Implementation of a parallel GPU Updater.

This is an implementation of Updater that uses multiple GPUs. It behaves similarly to StandardUpdater. The update routine is modified to support data-parallel computation on multiple GPUs in one machine. It is based on synchronous parallel SGD: it parallelizes the gradient computation over a mini-batch, and updates the parameters only in the main device.

  • iterator – Dataset iterator for the training dataset. It can also be a dictionary that maps strings to iterators. If this is just an iterator, then the iterator is registered by the name 'main'.
  • optimizer – Optimizer to update parameters. It can also be a dictionary that maps strings to optimizers. If this is just an optimizer, then the optimizer is registered by the name 'main'.
  • converter – Converter function to build input arrays. Each batch extracted by the main iterator is split equally between the devices and then passed with corresponding device option to this function. concat_examples() is used by default.
  • models – Dictionary of models. The main model should be the same model attached to the 'main' optimizer.
  • devices – Dictionary of devices to which the training data is sent. The devices should be arranged in a dictionary with the same structure as models.
  • loss_func – Loss function. The model is used as a loss function by default.



Finalizes the updater object.

This method calls the finalize method of each iterator that this updater has. It is called at the end of training loops.

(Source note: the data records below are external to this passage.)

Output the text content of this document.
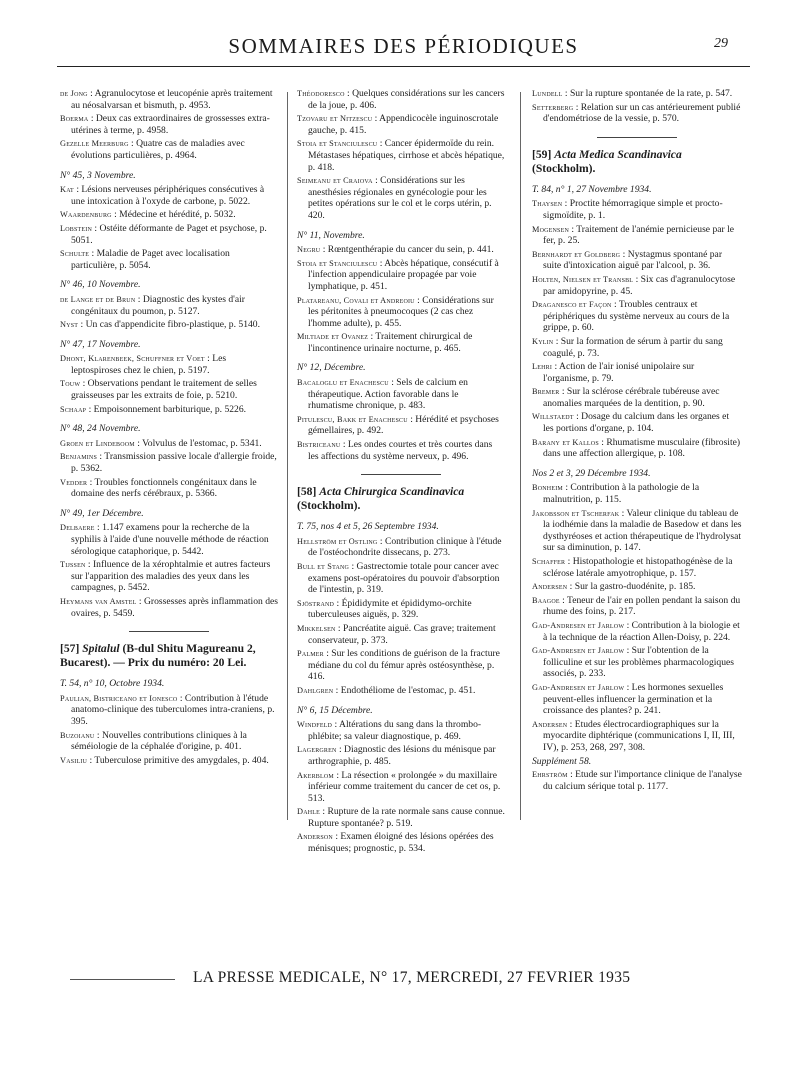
SOMMAIRES DES PÉRIODIQUES	29

de Jong : Agranulocytose et leucopénie après traitement au néosalvarsan et bismuth, p. 4953.

Boerma : Deux cas extraordinaires de grossesses extra-utérines à terme, p. 4958.

Gezelle Meerburg : Quatre cas de maladies avec évolutions particulières, p. 4964.

N° 45, 3 Novembre.

Kat : Lésions nerveuses périphériques consécutives à une intoxication à l'oxyde de carbone, p. 5022.

Waardenburg : Médecine et hérédité, p. 5032.

Lobstein : Ostéite déformante de Paget et psychose, p. 5051.

Schulte : Maladie de Paget avec localisation particulière, p. 5054.

N° 46, 10 Novembre.

de Lange et de Brun : Diagnostic des kystes d'air congénitaux du poumon, p. 5127.

Nyst : Un cas d'appendicite fibro-plastique, p. 5140.

N° 47, 17 Novembre.

Dhont, Klarenbeek, Schuffner et Voet : Les leptospiroses chez le chien, p. 5197.

Touw : Observations pendant le traitement de selles graisseuses par les extraits de foie, p. 5210.

Schaap : Empoisonnement barbiturique, p. 5226.

N° 48, 24 Novembre.

Groen et Lindeboom : Volvulus de l'estomac, p. 5341.

Benjamins : Transmission passive locale d'allergie froide, p. 5362.

Vedder : Troubles fonctionnels congénitaux dans le domaine des nerfs cérébraux, p. 5366.

N° 49, 1er Décembre.

Delbaere : 1.147 examens pour la recherche de la syphilis à l'aide d'une nouvelle méthode de réaction sérologique cataphorique, p. 5442.

Tijssen : Influence de la xérophtalmie et autres facteurs sur l'apparition des maladies des yeux dans les campagnes, p. 5452.

Heymans van Amstel : Grossesses après inflammation des ovaires, p. 5459.

[57] Spitalul (B-dul Shitu Magureanu 2, Bucarest). — Prix du numéro: 20 Lei.
T. 54, n° 10, Octobre 1934.

Paulian, Bistriceano et Ionesco : Contribution à l'étude anatomo-clinique des tuberculomes intra-craniens, p. 395.

Buzoianu : Nouvelles contributions cliniques à la séméiologie de la céphalée d'origine, p. 401.

Vasiliu : Tuberculose primitive des amygdales, p. 404.

Théodoresco : Quelques considérations sur les cancers de la joue, p. 406.

Tzovaru et Nitzescu : Appendicocèle inguinoscrotale gauche, p. 415.

Stoia et Stanciulescu : Cancer épidermoïde du rein. Métastases hépatiques, cirrhose et abcès hépatique, p. 418.

Seimeanu et Craiova : Considérations sur les anesthésies régionales en gynécologie pour les petites opérations sur le col et le corps utérin, p. 420.

N° 11, Novembre.

Negru : Rœntgenthérapie du cancer du sein, p. 441.

Stoia et Stanciulescu : Abcès hépatique, consécutif à l'infection appendiculaire propagée par voie lymphatique, p. 451.

Platareanu, Covali et Andreoiu : Considérations sur les péritonites à pneumocoques (2 cas chez l'homme adulte), p. 455.

Miltiade et Ovanez : Traitement chirurgical de l'incontinence urinaire nocturne, p. 465.

N° 12, Décembre.

Bacaloglu et Enachescu : Sels de calcium en thérapeutique. Action favorable dans le rhumatisme chronique, p. 483.

Pitulescu, Bakk et Enachescu : Hérédité et psychoses gémellaires, p. 492.

Bistriceanu : Les ondes courtes et très courtes dans les affections du système nerveux, p. 496.

[58] Acta Chirurgica Scandinavica (Stockholm).
T. 75, nos 4 et 5, 26 Septembre 1934.

Hellström et Ostling : Contribution clinique à l'étude de l'ostéochondrite dissecans, p. 273.

Bull et Stang : Gastrectomie totale pour cancer avec examens post-opératoires du pouvoir d'absorption de l'intestin, p. 319.

Sjöstrand : Épididymite et épididymo-orchite tuberculeuses aiguës, p. 329.

Mikkelsen : Pancréatite aiguë. Cas grave; traitement conservateur, p. 373.

Palmer : Sur les conditions de guérison de la fracture médiane du col du fémur après ostéosynthèse, p. 416.

Dahlgren : Endothéliome de l'estomac, p. 451.

N° 6, 15 Décembre.

Windfeld : Altérations du sang dans la thrombo-phlébite; sa valeur diagnostique, p. 469.

Lagergren : Diagnostic des lésions du ménisque par arthrographie, p. 485.

Akerblom : La résection « prolongée » du maxillaire inférieur comme traitement du cancer de cet os, p. 513.

Dahle : Rupture de la rate normale sans cause connue. Rupture spontanée? p. 519.

Anderson : Examen éloigné des lésions opérées des ménisques; prognostic, p. 534.

Lundell : Sur la rupture spontanée de la rate, p. 547.

Setterberg : Relation sur un cas antérieurement publié d'endométriose de la vessie, p. 570.

[59] Acta Medica Scandinavica (Stockholm).
T. 84, n° 1, 27 Novembre 1934.

Thaysen : Proctite hémorragique simple et procto-sigmoïdite, p. 1.

Mogensen : Traitement de l'anémie pernicieuse par le fer, p. 25.

Bernhardt et Goldberg : Nystagmus spontané par suite d'intoxication aiguë par l'alcool, p. 36.

Holten, Nielsen et Transbl : Six cas d'agranulocytose par amidopyrine, p. 45.

Draganesco et Façon : Troubles centraux et périphériques du système nerveux au cours de la grippe, p. 60.

Kylin : Sur la formation de sérum à partir du sang coagulé, p. 73.

Lehri : Action de l'air ionisé unipolaire sur l'organisme, p. 79.

Bremer : Sur la sclérose cérébrale tubéreuse avec anomalies marquées de la dentition, p. 90.

Willstaedt : Dosage du calcium dans les organes et les portions d'organe, p. 104.

Barany et Kallos : Rhumatisme musculaire (fibrosite) dans une affection allergique, p. 108.

Nos 2 et 3, 29 Décembre 1934.

Bonheim : Contribution à la pathologie de la malnutrition, p. 115.

Jakobsson et Tscherfak : Valeur clinique du tableau de la iodhémie dans la maladie de Basedow et dans les dysthyréoses et action thérapeutique de l'hydrolysat sur sa diminution, p. 147.

Schaffer : Histopathologie et histopathogénèse de la sclérose latérale amyotrophique, p. 157.

Andersen : Sur la gastro-duodénite, p. 185.

Baagoe : Teneur de l'air en pollen pendant la saison du rhume des foins, p. 217.

Gad-Andresen et Jarlow : Contribution à la biologie et à la technique de la réaction Allen-Doisy, p. 224.

Gad-Andresen et Jarlow : Sur l'obtention de la folliculine et sur les problèmes pharmacologiques associés, p. 233.

Gad-Andresen et Jarlow : Les hormones sexuelles peuvent-elles influencer la germination et la croissance des plantes? p. 241.

Andersen : Etudes électrocardiographiques sur la myocardite diphtérique (communications I, II, III, IV), p. 253, 268, 297, 308.

Supplément 58.

Ehrström : Etude sur l'importance clinique de l'analyse du calcium sérique total p. 1177.

LA PRESSE MEDICALE, N° 17, MERCREDI, 27 FEVRIER 1935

Gets a dictionary of all optimizers for this updater.

Returns:Dictionary that maps names to optimizers.
Return type:dict

Gets the dataset iterator of given name.

Parameters:name (str) – Name of the dataset iterator.
Returns:Corresponding dataset iterator.
Return type:Iterator

Gets the optimizer of given name.

Parameters:name (str) – Name of the optimizer.
Returns:Corresponding optimizer.
Return type:Optimizer

Serializes the current state of the updater object.


Updates the parameters of the target model.

This method implements an update formula for the training task, including data loading, forward/backward computations, and actual updates of parameters.

This method is called once at each iteration of the training loop.